Did They Really Think We Wouldn’t Fight to Keep the Internet Free?

May 17, 2010 05:59


Robert McChesney explaining their push for net neutrality: “At the moment, the battle over network neutrality is not to completely eliminate the telephone and cable companies. We are not at that point yet. But the ultimate goal is to get rid of the media capitalists in the phone and cable companies and to divest them from control.” And McChesney’s broader agenda? His ultimate endgame? Again, his own words: “In the end, there is no real answer but to remove brick by brick the capitalist system itself, rebuilding the entire society on socialist principles.”

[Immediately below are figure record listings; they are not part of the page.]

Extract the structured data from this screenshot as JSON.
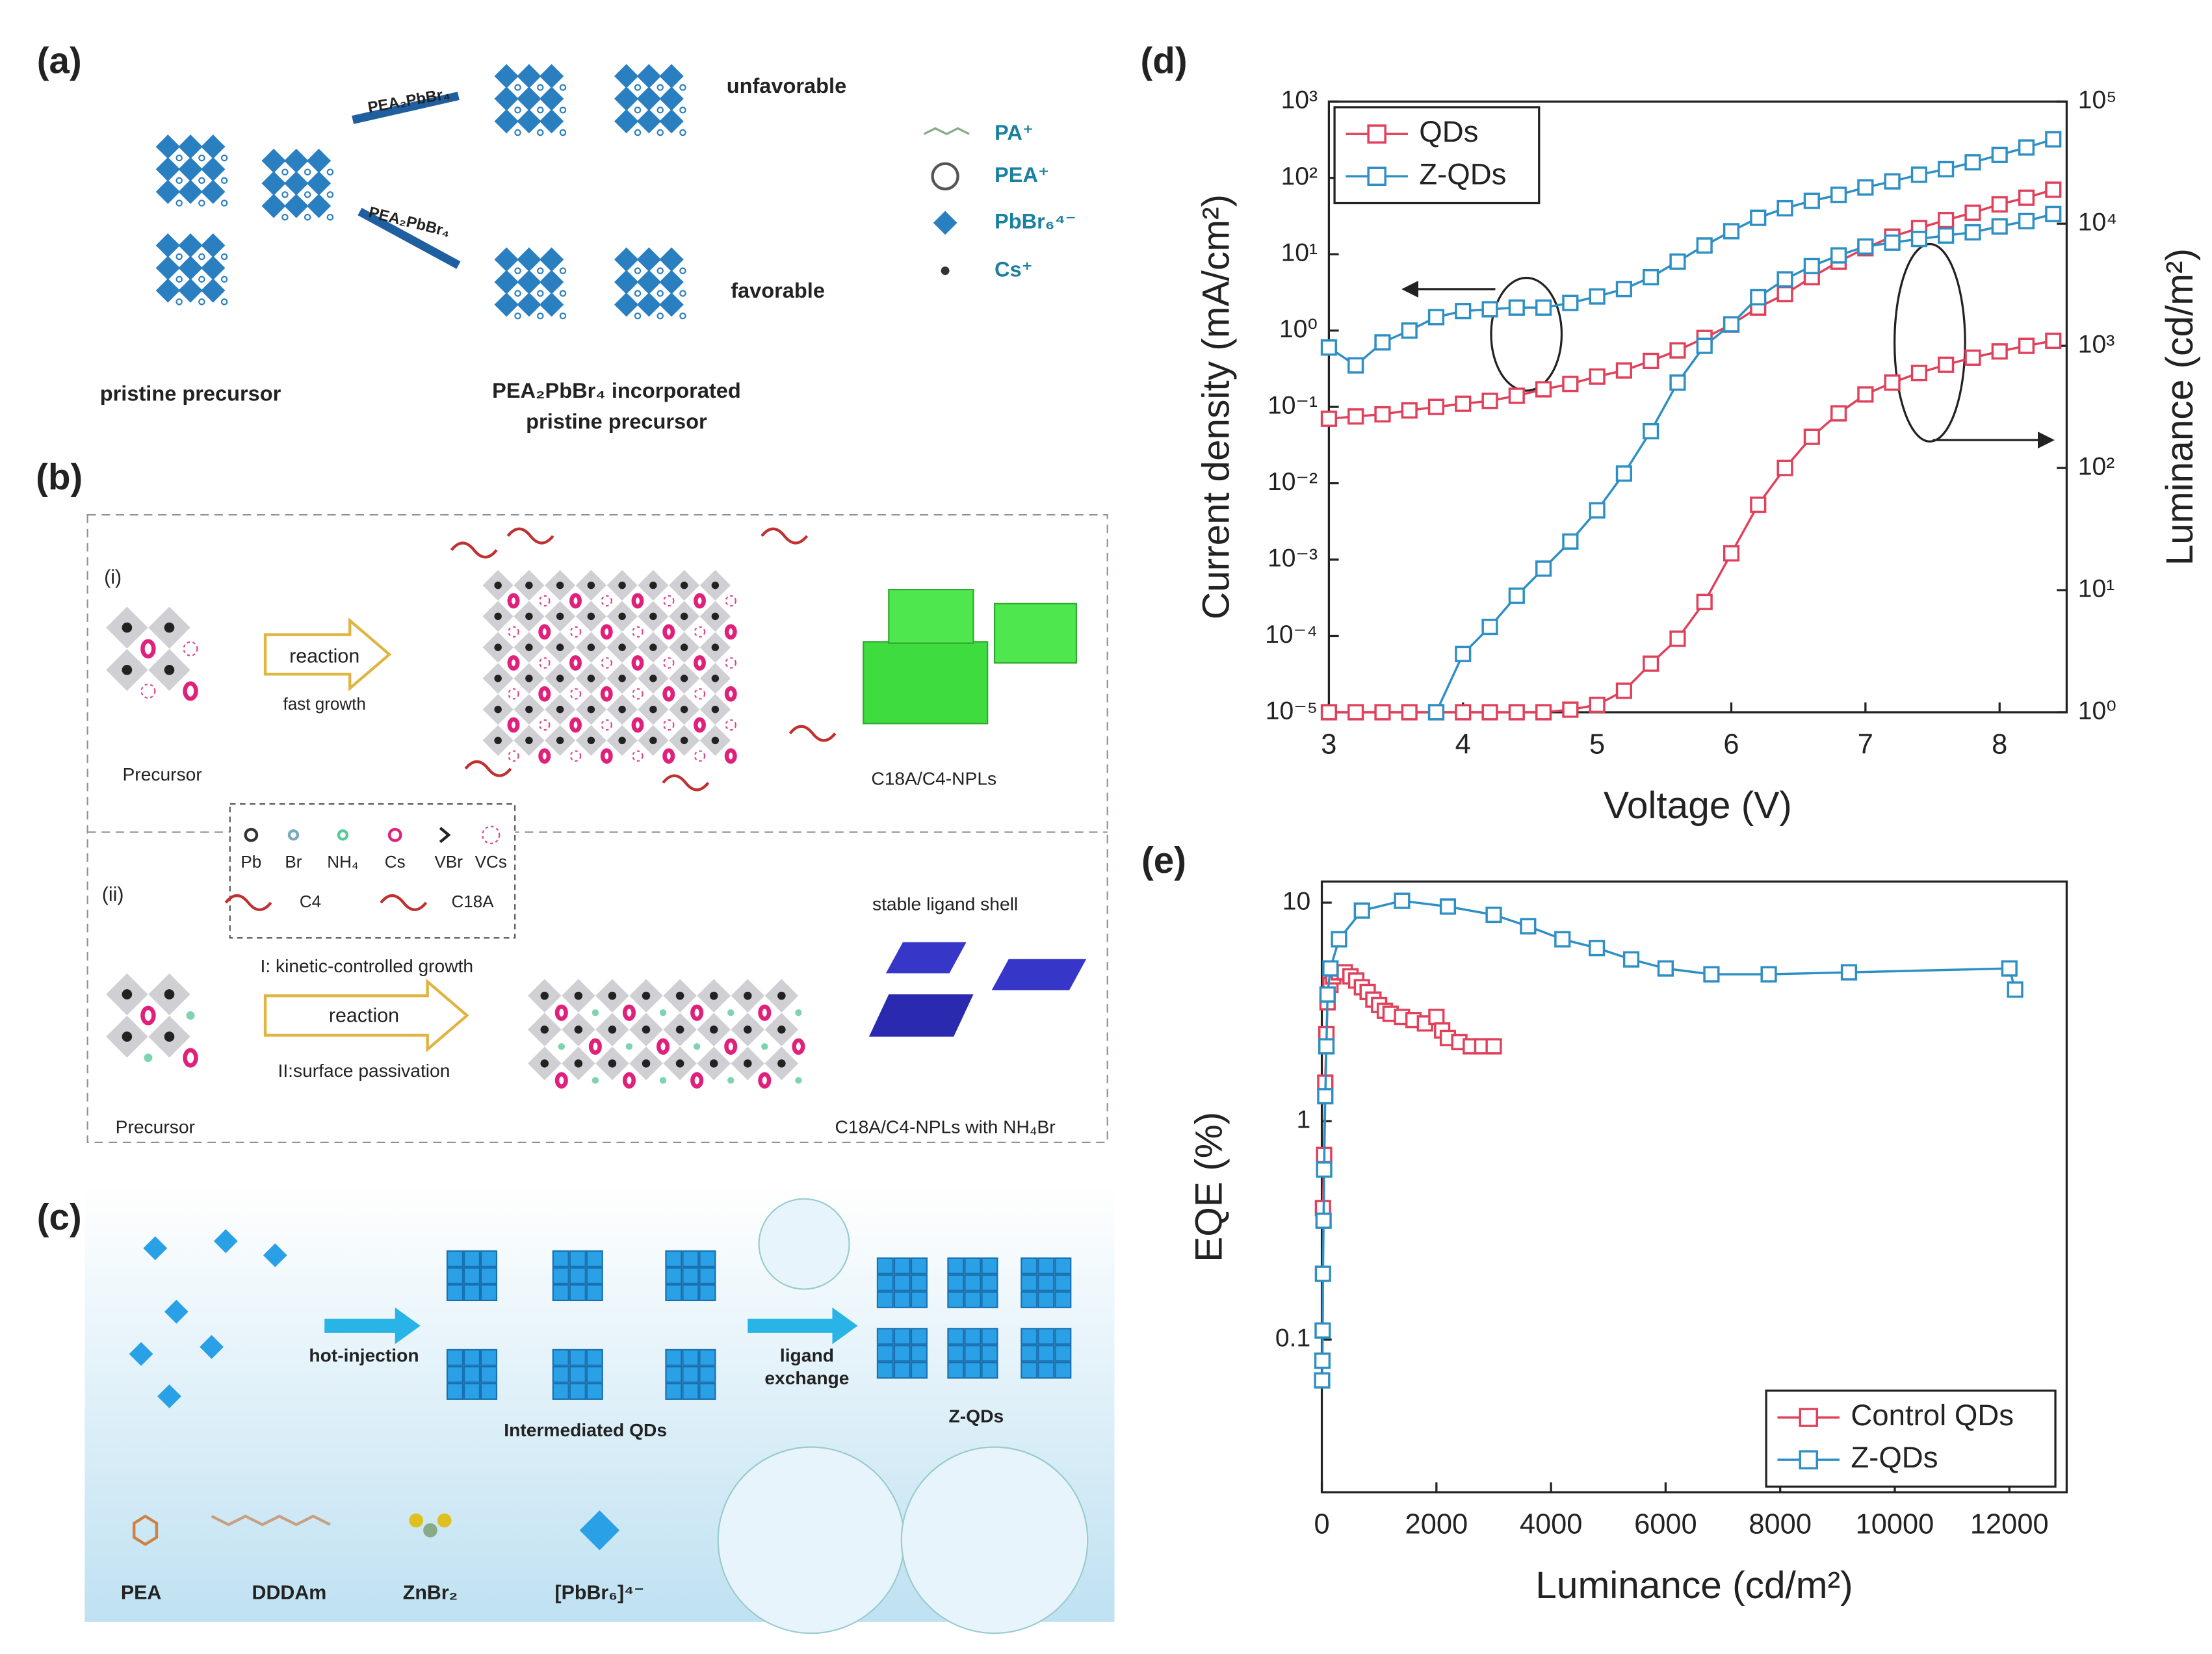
{
  "figure": {
    "a": {
      "label": "(a)",
      "reagent": [
        "PEA₂PbBr₄",
        "PEA₂PbBr₄"
      ],
      "outcomes": [
        "unfavorable",
        "favorable"
      ],
      "left_caption": "pristine precursor",
      "right_caption": [
        "PEA₂PbBr₄ incorporated",
        "pristine precursor"
      ],
      "legend": [
        "PA⁺",
        "PEA⁺",
        "PbBr₆⁴⁻",
        "Cs⁺"
      ]
    },
    "b": {
      "label": "(b)",
      "routes": [
        "(i)",
        "(ii)"
      ],
      "precursor": [
        "Precursor",
        "Precursor"
      ],
      "reaction": [
        "reaction",
        "reaction"
      ],
      "fast_growth": "fast growth",
      "product": [
        "C18A/C4-NPLs",
        "C18A/C4-NPLs with NH₄Br"
      ],
      "legend": [
        "Pb",
        "Br",
        "NH₄",
        "Cs",
        "VBr",
        "VCs"
      ],
      "ligands": [
        "C4",
        "C18A"
      ],
      "steps": [
        "I: kinetic-controlled growth",
        "II:surface passivation"
      ],
      "shell": "stable ligand shell"
    },
    "c": {
      "label": "(c)",
      "hot_injection": "hot-injection",
      "ligand_exchange": [
        "ligand",
        "exchange"
      ],
      "intermediate": "Intermediated QDs",
      "product": "Z-QDs",
      "legend": [
        "PEA",
        "DDDAm",
        "ZnBr₂",
        "[PbBr₆]⁴⁻"
      ]
    }
  },
  "chart_data": [
    {
      "type": "line",
      "panel_label": "(d)",
      "x_label": "Voltage (V)",
      "y_label": "Current density (mA/cm²)",
      "y2_label": "Luminance (cd/m²)",
      "x": [
        3.0,
        3.2,
        3.4,
        3.6,
        3.8,
        4.0,
        4.2,
        4.4,
        4.6,
        4.8,
        5.0,
        5.2,
        5.4,
        5.6,
        5.8,
        6.0,
        6.2,
        6.4,
        6.6,
        6.8,
        7.0,
        7.2,
        7.4,
        7.6,
        7.8,
        8.0,
        8.2,
        8.4
      ],
      "xlim": [
        3,
        8.5
      ],
      "xticks": [
        3,
        4,
        5,
        6,
        7,
        8
      ],
      "ylim": [
        1e-05,
        1000
      ],
      "yscale": "log",
      "yticks": [
        {
          "value": 1e-05,
          "label": "10⁻⁵"
        },
        {
          "value": 0.0001,
          "label": "10⁻⁴"
        },
        {
          "value": 0.001,
          "label": "10⁻³"
        },
        {
          "value": 0.01,
          "label": "10⁻²"
        },
        {
          "value": 0.1,
          "label": "10⁻¹"
        },
        {
          "value": 1,
          "label": "10⁰"
        },
        {
          "value": 10,
          "label": "10¹"
        },
        {
          "value": 100,
          "label": "10²"
        },
        {
          "value": 1000,
          "label": "10³"
        }
      ],
      "y2lim": [
        1,
        100000
      ],
      "y2scale": "log",
      "y2ticks": [
        {
          "value": 1,
          "label": "10⁰"
        },
        {
          "value": 10,
          "label": "10¹"
        },
        {
          "value": 100,
          "label": "10²"
        },
        {
          "value": 1000,
          "label": "10³"
        },
        {
          "value": 10000,
          "label": "10⁴"
        },
        {
          "value": 100000,
          "label": "10⁵"
        }
      ],
      "legend": "upper left",
      "series": [
        {
          "name": "QDs",
          "color": "#e0405a",
          "values": [
            0.07,
            0.075,
            0.08,
            0.09,
            0.1,
            0.11,
            0.12,
            0.14,
            0.17,
            0.2,
            0.25,
            0.3,
            0.4,
            0.55,
            0.8,
            1.2,
            2,
            3,
            5,
            8,
            12,
            17,
            22,
            28,
            35,
            45,
            55,
            70
          ]
        },
        {
          "name": "Z-QDs",
          "color": "#2e8fc4",
          "values": [
            0.6,
            0.35,
            0.7,
            1.0,
            1.5,
            1.8,
            1.9,
            2.0,
            2.0,
            2.3,
            2.8,
            3.5,
            5,
            8,
            13,
            20,
            30,
            40,
            50,
            60,
            75,
            90,
            110,
            130,
            160,
            200,
            250,
            320
          ]
        },
        {
          "name": "QDs",
          "color": "#e0405a",
          "axis": "y2",
          "values": [
            1,
            1,
            1,
            1,
            1,
            1,
            1,
            1,
            1,
            1.05,
            1.15,
            1.5,
            2.5,
            4,
            8,
            20,
            50,
            100,
            180,
            280,
            400,
            500,
            600,
            700,
            800,
            900,
            1000,
            1100
          ]
        },
        {
          "name": "Z-QDs",
          "color": "#2e8fc4",
          "axis": "y2",
          "values": [
            null,
            null,
            null,
            null,
            1,
            3,
            5,
            9,
            15,
            25,
            45,
            90,
            200,
            500,
            1000,
            1500,
            2500,
            3500,
            4500,
            5500,
            6500,
            7000,
            7500,
            8000,
            8500,
            9500,
            10500,
            12000
          ]
        }
      ]
    },
    {
      "type": "line",
      "panel_label": "(e)",
      "x_label": "Luminance (cd/m²)",
      "y_label": "EQE (%)",
      "xlim": [
        0,
        13000
      ],
      "xticks": [
        0,
        2000,
        4000,
        6000,
        8000,
        10000,
        12000
      ],
      "ylim": [
        0.02,
        12.5
      ],
      "yscale": "log",
      "yticks": [
        0.1,
        1,
        10
      ],
      "legend": "lower right",
      "series": [
        {
          "name": "Control QDs",
          "color": "#e0405a",
          "x": [
            20,
            40,
            60,
            80,
            100,
            150,
            200,
            300,
            400,
            500,
            600,
            700,
            800,
            900,
            1000,
            1100,
            1200,
            1400,
            1600,
            1800,
            2000,
            2100,
            2200,
            2400,
            2600,
            2800,
            3000
          ],
          "values": [
            0.4,
            0.7,
            1.5,
            2.5,
            3.5,
            4.2,
            4.6,
            4.8,
            4.8,
            4.6,
            4.4,
            4.1,
            3.9,
            3.6,
            3.4,
            3.2,
            3.1,
            3.0,
            2.9,
            2.8,
            3.0,
            2.6,
            2.4,
            2.3,
            2.2,
            2.2,
            2.2
          ]
        },
        {
          "name": "Z-QDs",
          "color": "#2e8fc4",
          "x": [
            5,
            10,
            15,
            20,
            30,
            40,
            60,
            80,
            100,
            150,
            300,
            700,
            1400,
            2200,
            3000,
            3600,
            4200,
            4800,
            5400,
            6000,
            6800,
            7800,
            9200,
            12000,
            12100
          ],
          "values": [
            0.065,
            0.08,
            0.11,
            0.2,
            0.35,
            0.6,
            1.3,
            2.2,
            3.8,
            5,
            6.8,
            9.2,
            10.2,
            9.6,
            8.8,
            7.8,
            6.8,
            6.2,
            5.5,
            5,
            4.7,
            4.7,
            4.8,
            5,
            4
          ]
        }
      ]
    }
  ]
}
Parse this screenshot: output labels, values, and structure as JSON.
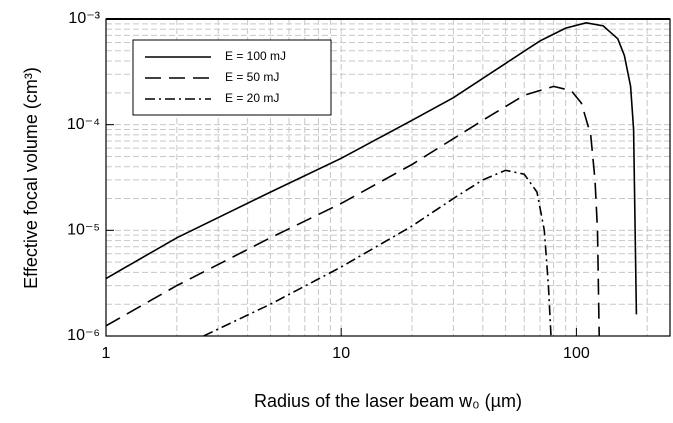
{
  "chart_data": {
    "type": "line",
    "xscale": "log",
    "yscale": "log",
    "grid": true,
    "legend": "upper left",
    "xlabel": "Radius of the laser beam w₀ (µm)",
    "ylabel": "Effective focal volume (cm³)",
    "xlim": [
      1,
      250
    ],
    "ylim": [
      1e-06,
      0.001
    ],
    "xticks": [
      1,
      10,
      100
    ],
    "yticks": [
      {
        "value": 1e-06,
        "label": "10⁻⁶"
      },
      {
        "value": 1e-05,
        "label": "10⁻⁵"
      },
      {
        "value": 0.0001,
        "label": "10⁻⁴"
      },
      {
        "value": 0.001,
        "label": "10⁻³"
      }
    ],
    "series": [
      {
        "name": "E = 100 mJ",
        "color": "#000000",
        "dash": "solid",
        "x": [
          1,
          2,
          5,
          10,
          20,
          30,
          50,
          70,
          90,
          110,
          130,
          150,
          160,
          170,
          175,
          180
        ],
        "values": [
          3.5e-06,
          8.5e-06,
          2.3e-05,
          4.8e-05,
          0.00011,
          0.00018,
          0.00038,
          0.00062,
          0.00082,
          0.00092,
          0.00086,
          0.00065,
          0.00045,
          0.00023,
          9e-05,
          1.6e-06
        ]
      },
      {
        "name": "E = 50 mJ",
        "color": "#000000",
        "dash": "dashed",
        "x": [
          1,
          2,
          5,
          10,
          20,
          40,
          60,
          80,
          95,
          105,
          115,
          120,
          123,
          125
        ],
        "values": [
          1.25e-06,
          3e-06,
          8.5e-06,
          1.8e-05,
          4.2e-05,
          0.00011,
          0.00019,
          0.00023,
          0.00021,
          0.00016,
          8e-05,
          3e-05,
          1e-05,
          1e-06
        ]
      },
      {
        "name": "E = 20 mJ",
        "color": "#000000",
        "dash": "dashdot",
        "x": [
          2.6,
          5,
          10,
          20,
          30,
          40,
          50,
          60,
          68,
          73,
          76,
          78
        ],
        "values": [
          1e-06,
          2e-06,
          4.5e-06,
          1.1e-05,
          2e-05,
          3e-05,
          3.7e-05,
          3.4e-05,
          2.3e-05,
          1e-05,
          3e-06,
          1e-06
        ]
      }
    ]
  }
}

By Phil Kerpen – FOXNews.com

The Obama administration and its friends at the Federal Communications Commission thought they could impose sweeping new Internet regulations without anybody other than far-left, Netroots activists like the fringe group Free Press noticing. They failed.

Americans for Prosperity and many free-market allies have blown the whistle and are now educating the vast majority of Americans — who are happy with the unregulated Internet as it is — about the threat posed by regulation.

AFP’s mission is to maximize economic freedom, make government smaller and less intrusive, and make America more prosperous. Free Press’s mission? Let’s start with its founder, Robert McChesney explaining their push for net neutrality:

“At the moment, the battle over network neutrality is not to completely eliminate the telephone and cable companies. We are not at that point yet. But the ultimate goal is to get rid of the media capitalists in the phone and cable companies and to divest them from control.”

And McChesney’s broader agenda? His ultimate endgame? Again, his own words:

“In the end, there is no real answer but to remove brick by brick the capitalist system itself, rebuilding the entire society on socialist principles.”

Yet Free Press claims that their support for sweeping new federal regulation of the Internet is about encouraging investment and free market competition. Somehow, it rings hollow when Free Press puts out a statement saying:

“The Federal Communications Commission is simply pursuing a path that will ensure that the free market works for the American public, something that prior FCCs failed to do.”

So the Internet hasn’t been working for the American public? Really?

How can making the free market “work” mean having sweeping public-utility style regulation, a return to the “golden days” of dial-up Internet or even the old national Ma Bell monopoly? How can competition policy be such a serious error, when, in the words of Free Press ally Public Knowledge’s Communications Director Art Brodsky, the Internet “has been the greatest creator of wealth we have ever seen”?